There is not enough "UR DOIN IT RONG!" in the world really.

[theweaselking.livejournal.com]

"Protected mode" is something that shows up in the Server OSen and in Vista. It basically hides the browser from ANYTHING that can run, kind of like NoScript for Firefox but without any of the options.

[netdef.livejournal.com]

Firefox plus NoScript FTW . . . (without NoScript FF is every bit as insecure as IE - sorry FF fans.)

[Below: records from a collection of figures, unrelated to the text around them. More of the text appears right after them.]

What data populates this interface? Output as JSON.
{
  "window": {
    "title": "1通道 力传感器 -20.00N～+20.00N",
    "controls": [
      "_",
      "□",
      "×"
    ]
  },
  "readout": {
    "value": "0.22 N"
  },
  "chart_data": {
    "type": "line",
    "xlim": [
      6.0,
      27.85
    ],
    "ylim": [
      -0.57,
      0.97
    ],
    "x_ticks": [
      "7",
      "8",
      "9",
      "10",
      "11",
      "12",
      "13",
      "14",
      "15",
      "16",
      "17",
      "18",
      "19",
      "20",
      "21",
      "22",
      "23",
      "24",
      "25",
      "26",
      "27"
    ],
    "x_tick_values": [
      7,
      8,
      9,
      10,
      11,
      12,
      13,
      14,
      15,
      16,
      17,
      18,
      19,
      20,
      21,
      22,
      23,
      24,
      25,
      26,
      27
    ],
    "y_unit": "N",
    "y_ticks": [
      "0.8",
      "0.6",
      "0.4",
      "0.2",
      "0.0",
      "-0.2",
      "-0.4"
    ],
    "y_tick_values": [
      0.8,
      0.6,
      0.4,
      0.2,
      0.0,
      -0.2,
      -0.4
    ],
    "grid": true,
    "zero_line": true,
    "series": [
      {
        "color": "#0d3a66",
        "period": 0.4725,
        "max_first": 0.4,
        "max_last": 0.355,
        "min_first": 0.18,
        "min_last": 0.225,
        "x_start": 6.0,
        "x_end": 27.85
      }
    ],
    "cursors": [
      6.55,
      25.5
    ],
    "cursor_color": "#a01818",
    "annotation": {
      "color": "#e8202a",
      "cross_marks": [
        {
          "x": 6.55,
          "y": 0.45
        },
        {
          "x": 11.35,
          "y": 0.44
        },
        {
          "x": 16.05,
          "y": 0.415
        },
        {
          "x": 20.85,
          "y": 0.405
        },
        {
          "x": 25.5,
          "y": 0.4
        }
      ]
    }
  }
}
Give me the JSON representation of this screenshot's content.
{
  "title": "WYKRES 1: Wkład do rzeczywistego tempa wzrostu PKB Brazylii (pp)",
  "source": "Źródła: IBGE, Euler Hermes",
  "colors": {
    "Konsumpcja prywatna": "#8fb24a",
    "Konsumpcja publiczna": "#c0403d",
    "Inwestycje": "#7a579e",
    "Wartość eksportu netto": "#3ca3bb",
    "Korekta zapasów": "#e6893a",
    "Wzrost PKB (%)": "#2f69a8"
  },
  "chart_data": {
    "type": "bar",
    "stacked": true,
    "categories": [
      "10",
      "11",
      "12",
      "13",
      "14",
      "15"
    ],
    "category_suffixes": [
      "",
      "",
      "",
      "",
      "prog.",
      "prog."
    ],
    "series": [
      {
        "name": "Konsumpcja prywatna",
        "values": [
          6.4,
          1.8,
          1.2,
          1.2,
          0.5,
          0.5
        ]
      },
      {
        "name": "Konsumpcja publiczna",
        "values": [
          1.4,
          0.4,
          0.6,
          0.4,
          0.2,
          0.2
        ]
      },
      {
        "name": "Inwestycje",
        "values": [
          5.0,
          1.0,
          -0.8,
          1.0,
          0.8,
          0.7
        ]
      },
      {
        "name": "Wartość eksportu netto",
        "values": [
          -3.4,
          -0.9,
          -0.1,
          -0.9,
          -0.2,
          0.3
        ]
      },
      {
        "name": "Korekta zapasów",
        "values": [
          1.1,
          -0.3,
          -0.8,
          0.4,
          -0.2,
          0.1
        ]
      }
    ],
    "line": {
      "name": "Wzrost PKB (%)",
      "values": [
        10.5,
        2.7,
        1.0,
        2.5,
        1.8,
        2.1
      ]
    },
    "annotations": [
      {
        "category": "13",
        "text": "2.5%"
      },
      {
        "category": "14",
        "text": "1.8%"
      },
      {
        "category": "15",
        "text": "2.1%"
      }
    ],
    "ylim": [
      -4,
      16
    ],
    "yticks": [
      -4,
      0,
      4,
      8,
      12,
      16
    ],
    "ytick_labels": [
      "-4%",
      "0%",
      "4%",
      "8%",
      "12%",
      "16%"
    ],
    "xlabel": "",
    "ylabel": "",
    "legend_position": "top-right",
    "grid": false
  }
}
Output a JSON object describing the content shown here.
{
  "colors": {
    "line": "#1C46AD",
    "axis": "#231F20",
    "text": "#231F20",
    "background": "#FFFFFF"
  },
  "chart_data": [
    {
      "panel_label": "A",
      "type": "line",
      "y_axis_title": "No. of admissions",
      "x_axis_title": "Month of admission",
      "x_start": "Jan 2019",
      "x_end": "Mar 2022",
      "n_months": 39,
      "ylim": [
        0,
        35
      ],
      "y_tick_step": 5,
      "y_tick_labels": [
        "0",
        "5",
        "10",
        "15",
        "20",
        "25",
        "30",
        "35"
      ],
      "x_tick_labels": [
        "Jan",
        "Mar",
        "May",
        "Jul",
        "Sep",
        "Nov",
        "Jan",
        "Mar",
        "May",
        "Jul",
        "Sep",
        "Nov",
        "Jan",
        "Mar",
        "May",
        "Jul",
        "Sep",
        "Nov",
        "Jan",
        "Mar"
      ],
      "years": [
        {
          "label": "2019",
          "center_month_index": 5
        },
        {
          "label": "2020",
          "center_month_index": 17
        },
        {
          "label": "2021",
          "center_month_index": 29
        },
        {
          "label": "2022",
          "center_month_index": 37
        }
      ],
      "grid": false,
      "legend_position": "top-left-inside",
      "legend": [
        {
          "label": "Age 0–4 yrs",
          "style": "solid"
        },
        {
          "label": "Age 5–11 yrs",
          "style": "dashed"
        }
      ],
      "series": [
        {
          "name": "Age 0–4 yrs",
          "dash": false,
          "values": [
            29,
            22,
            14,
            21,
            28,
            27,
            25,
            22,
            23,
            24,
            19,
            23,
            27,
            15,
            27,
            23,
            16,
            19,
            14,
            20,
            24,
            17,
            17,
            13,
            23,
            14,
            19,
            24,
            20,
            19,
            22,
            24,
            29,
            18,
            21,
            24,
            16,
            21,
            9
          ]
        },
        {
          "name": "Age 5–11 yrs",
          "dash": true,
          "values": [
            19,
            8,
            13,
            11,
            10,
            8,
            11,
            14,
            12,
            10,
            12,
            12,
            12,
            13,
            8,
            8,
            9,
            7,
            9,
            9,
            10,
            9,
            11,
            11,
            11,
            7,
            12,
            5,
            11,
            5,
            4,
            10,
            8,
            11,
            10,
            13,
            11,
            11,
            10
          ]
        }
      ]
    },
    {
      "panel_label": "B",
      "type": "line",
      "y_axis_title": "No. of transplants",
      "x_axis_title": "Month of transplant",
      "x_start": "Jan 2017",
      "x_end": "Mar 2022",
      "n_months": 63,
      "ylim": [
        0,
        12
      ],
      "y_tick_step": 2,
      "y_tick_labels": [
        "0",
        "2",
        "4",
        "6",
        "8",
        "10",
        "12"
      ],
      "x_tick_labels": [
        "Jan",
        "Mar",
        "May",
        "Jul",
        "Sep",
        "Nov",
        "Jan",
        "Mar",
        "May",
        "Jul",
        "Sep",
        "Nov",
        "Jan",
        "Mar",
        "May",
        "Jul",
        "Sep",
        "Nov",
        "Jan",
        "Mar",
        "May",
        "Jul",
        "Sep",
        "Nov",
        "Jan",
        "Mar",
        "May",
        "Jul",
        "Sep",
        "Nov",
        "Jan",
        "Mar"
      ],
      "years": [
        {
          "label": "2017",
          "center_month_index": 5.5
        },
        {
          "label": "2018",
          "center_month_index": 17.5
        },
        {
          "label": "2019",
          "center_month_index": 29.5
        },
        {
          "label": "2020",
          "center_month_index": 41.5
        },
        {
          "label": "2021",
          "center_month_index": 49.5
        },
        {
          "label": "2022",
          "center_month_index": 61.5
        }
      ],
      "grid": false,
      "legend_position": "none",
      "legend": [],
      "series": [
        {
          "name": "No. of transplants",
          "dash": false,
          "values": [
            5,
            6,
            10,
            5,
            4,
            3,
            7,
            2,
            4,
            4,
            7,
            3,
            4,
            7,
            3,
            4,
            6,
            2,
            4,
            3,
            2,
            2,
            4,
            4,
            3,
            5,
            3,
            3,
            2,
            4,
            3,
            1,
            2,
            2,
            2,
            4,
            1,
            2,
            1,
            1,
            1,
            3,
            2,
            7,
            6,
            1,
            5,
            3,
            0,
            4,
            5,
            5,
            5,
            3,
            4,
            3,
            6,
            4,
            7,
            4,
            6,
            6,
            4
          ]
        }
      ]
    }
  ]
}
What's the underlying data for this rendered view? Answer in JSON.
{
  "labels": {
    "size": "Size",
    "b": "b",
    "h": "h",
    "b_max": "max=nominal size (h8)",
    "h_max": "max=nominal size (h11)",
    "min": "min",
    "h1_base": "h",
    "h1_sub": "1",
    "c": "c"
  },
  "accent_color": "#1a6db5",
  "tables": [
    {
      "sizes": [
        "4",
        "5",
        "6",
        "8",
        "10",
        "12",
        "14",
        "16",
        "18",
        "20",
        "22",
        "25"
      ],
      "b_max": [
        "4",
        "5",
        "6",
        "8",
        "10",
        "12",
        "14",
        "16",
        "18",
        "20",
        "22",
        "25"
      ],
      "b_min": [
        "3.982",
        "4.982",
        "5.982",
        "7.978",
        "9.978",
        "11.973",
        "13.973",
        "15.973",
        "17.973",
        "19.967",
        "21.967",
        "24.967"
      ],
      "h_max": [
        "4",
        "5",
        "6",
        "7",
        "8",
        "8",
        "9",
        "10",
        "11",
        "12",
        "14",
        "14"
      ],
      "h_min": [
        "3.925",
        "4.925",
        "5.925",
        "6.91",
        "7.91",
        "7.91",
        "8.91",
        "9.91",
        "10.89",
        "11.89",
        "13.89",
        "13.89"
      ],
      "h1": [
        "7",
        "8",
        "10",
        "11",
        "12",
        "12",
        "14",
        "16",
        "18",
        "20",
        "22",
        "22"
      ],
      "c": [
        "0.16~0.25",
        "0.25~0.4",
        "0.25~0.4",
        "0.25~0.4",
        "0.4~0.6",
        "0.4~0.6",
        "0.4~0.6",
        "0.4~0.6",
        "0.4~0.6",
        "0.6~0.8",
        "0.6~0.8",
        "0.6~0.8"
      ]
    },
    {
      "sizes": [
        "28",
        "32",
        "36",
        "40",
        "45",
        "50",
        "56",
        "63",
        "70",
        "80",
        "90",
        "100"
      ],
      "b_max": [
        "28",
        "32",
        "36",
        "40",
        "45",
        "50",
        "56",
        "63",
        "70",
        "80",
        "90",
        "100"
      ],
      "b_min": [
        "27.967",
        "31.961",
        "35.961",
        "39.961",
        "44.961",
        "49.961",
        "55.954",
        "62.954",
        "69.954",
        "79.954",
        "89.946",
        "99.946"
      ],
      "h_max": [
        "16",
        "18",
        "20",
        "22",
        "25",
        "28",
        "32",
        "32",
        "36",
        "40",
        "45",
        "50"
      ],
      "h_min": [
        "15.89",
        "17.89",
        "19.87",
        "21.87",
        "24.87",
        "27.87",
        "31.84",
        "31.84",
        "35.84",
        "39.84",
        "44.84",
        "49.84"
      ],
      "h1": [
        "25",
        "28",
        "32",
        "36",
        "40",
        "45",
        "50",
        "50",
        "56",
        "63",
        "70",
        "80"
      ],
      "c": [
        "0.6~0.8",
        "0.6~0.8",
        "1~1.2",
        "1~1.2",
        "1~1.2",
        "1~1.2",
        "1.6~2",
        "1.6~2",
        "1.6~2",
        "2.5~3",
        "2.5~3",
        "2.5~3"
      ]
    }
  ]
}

BTW: Microsoft is releasing an out of cycle patch for the problem tomorrow.
http://www.microsoft.com/technet/security/bulletin/ms08-dec.mspx

This link is still a template placeholder (partially filled in) but tomorrow it should have links to download the fix. I expect it will also be available via auto-updates for those that use such.

[theweaselking.livejournal.com]

Every bit? Not hardly. It doesn't, for example, RUN AS OPERATING SYSTEM.

Vulnerable, yes, and getting more so as the market share goes up, but the fact that IE was stupidly included as part of the OS in 98+ makes up for a LOT.

[netdef.livejournal.com]

No arguments here about the kernel inclusion . . . even MS's attempt to make IE safer by imposing "Protected Mode" (a serious marketing spin there) on newer operating systems is still insufficient to make the beast behave.

I've personally seen cases where a user was logged in as user (versus admin) and running IE in protected mode where they still got infected by a malicious site. Not even counting dumb downloads . . .

But . . . I've also cleaned up machines on which FF allowed remote code to run locally from a drop site, and that code was able to use other Windows vulnerabilities to escalate it's permissions from user to admin and own that machine. NoScript (when used properly) mitigates that problem very nicely.

Been playing with Chrome lately, it has potential, although I have found a few references that it's not quite as secure as Google would have its market believe. The good news so far is all the examples I've seen are just that, nothing in the wild yet - as far as I am aware.

[andrewducker]

Hang on - since when is IE part of the kernel?

[theweaselking.livejournal.com]

It's inextricable from the OS and often runs commands in ring 0. It's got hidden "undocumented" hooks in the OS especially for it.

It has a VERY bad tendency to make calls that run as SYSTEM rather than as the user who's browsing.

[andrewducker]

Interesting - you got any links for that? I've never seen anything about internet explorer having kernel hooks that nothing else has, or executing in ring 0, and I can't find anything useful about that at the mo.